Der Leidensweg: Eine Operation im Oktober 2021 im linken Fuß und sieben Monate Pause, dann spielte er, weiter unter Schmerzen, bis September 2022. Ein weiterer, kleinerer Eingriff folgte. "Voriges Jahr habe ich wirklich wenig trainiert. Die Matches habe ich nur mit Schmerzmitteln gespielt und ich bin maximal eineinhalb Stunden auf dem Platz gestanden zwischen den Turnieren", erinnerte sich Ofner in den Katakomben des Court Philippe Chatrier an seine Leidenszeit.

Das Gute an den Schmerzen

Ofner hatte noch bis zum Jänner dieses Jahres Probleme. "Heuer waren da am Anfang des Jahres noch ein paar Sorgen mit der Achillessehne." Die Schmerzen verschwanden: "Es war für mich ganz ungewohnt", erzählt er. Rückblickend sieht "Ofi" aus Bruck an der Mur in der Verletzung auch Gutes. "Mental habe ich durch die Verletzung einen Riesensprung gemacht." Ihm sei bewusst geworden, wie schnell es gehen kann, dass man wieder von vorne anfangen muss. "Das war ein großer Faktor. Mein Spiel war immer schon da, aber jetzt ist im Kopf alles besser beisammen."

Vier Challenger-Finali auf Teneriffa, in Antalya, Zadar und Prag gingen dieses Jahr zwar verloren, doch das Selbstvertrauen schnellte ebenso nach oben wie das Ranking. Von 193 Anfang des Jahres auf 118 vor Paris. Nun dürfte er mit zwei Drei-Satz-Siegen über die US-Amerikaner Maxime Cressy und Sebastian Korda die Top 100 knacken.

"Ich habe gewusst, dass ich gut drauf bin. Generell finde ich, dass mein Spiel auf einem ganz anderen Level ist. Ich habe über die Saison schon ganz gut gezeigt, was ich abrufen kann", sagte der Rechtshänder.
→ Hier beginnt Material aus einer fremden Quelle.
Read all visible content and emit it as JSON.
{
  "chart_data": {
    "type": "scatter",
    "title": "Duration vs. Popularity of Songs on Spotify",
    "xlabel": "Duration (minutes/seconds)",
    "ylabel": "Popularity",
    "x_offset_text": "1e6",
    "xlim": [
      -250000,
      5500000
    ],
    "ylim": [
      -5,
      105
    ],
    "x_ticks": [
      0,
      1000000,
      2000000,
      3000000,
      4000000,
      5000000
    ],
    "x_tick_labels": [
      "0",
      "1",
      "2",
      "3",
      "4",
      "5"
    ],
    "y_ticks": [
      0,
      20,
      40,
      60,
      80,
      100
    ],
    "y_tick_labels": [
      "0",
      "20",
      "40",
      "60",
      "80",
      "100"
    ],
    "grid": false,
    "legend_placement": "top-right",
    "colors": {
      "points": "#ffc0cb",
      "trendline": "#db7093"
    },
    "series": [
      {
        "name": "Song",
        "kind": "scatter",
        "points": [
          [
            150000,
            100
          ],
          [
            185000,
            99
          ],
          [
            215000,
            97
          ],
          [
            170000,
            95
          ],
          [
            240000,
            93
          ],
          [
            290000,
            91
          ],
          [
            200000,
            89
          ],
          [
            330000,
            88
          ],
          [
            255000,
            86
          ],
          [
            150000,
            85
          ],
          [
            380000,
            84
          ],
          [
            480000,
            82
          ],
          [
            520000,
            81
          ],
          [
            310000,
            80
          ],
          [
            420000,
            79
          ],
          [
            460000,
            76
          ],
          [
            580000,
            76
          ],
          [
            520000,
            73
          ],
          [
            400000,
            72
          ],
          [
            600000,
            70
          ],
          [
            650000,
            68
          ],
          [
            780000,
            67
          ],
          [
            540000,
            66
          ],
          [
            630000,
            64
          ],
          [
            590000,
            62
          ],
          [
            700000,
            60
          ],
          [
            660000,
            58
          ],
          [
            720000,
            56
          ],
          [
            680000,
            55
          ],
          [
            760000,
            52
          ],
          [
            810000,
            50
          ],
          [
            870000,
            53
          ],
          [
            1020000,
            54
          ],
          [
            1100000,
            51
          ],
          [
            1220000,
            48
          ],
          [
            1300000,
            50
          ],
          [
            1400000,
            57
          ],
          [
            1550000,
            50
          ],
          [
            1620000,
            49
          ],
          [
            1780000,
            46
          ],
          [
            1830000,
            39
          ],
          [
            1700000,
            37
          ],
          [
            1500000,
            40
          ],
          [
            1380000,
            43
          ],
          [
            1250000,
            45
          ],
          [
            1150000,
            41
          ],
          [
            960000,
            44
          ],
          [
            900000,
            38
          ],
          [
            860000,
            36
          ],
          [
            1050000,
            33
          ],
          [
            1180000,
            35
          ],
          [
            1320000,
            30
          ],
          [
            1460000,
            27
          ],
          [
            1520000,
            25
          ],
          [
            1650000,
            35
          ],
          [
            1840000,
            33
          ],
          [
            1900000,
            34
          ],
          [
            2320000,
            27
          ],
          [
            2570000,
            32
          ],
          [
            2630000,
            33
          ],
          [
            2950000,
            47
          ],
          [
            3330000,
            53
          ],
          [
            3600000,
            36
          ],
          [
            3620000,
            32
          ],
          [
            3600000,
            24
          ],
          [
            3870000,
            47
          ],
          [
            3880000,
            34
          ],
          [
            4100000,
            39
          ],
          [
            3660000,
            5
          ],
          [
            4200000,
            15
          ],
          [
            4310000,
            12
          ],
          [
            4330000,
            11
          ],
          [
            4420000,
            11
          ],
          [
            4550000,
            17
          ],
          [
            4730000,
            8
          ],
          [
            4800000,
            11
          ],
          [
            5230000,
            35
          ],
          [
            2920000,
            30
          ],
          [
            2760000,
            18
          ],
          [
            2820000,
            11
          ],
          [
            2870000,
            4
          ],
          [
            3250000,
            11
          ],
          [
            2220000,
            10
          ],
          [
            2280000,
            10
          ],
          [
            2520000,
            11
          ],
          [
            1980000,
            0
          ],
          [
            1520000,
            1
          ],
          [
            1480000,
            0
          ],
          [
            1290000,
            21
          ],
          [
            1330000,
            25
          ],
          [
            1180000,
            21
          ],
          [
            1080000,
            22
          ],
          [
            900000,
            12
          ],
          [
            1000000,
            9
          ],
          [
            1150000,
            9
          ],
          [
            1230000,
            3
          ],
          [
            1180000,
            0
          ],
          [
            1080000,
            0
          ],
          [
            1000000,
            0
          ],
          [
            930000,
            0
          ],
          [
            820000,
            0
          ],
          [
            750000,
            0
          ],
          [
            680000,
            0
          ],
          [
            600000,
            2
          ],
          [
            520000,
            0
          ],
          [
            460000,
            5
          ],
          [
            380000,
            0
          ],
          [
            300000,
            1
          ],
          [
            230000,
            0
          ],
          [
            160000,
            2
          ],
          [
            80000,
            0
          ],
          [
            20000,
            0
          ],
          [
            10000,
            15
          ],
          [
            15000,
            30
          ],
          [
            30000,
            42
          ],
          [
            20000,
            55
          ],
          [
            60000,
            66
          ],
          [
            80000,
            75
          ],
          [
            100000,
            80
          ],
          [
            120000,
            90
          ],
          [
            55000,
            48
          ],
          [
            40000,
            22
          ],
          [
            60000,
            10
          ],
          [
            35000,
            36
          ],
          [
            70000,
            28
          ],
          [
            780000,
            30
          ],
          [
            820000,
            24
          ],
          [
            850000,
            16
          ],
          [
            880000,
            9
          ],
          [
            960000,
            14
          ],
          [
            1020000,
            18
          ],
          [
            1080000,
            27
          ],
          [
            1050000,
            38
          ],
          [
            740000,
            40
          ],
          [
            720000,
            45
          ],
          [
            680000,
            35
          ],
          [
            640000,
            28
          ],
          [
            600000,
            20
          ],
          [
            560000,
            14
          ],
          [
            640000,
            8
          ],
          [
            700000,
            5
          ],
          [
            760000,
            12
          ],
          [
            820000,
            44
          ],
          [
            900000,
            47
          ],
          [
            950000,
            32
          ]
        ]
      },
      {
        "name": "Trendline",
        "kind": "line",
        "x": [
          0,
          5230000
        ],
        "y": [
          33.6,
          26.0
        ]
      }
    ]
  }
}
Schon vor sechs Jahren stand er als 21-jähriger Qualifikant sensationell in der dritten Wimbledon-Runde. Das sei damals aber ein Glücksfall gewesen. "Heuer fühlt sich das an, als habe ich es mir wirklich verdient und erarbeitet."

Kein Alter

Und jetzt, mit 27 ("Das ist ja kein Alter"), will er alles versuchen. Und es sieht gut aus. Auf der ATP-Tour (also im Hauptbewerb) hatte er vor Paris nur die Erstrunden-Niederlage gegen Dominic Thiem in Estoril stehen. Doch auf Challenger-Ebene samt Qualifikationen und inklusive Paris hält Ofner bei einer Bilanz von insgesamt 36 Siegen bei 15 Niederlagen.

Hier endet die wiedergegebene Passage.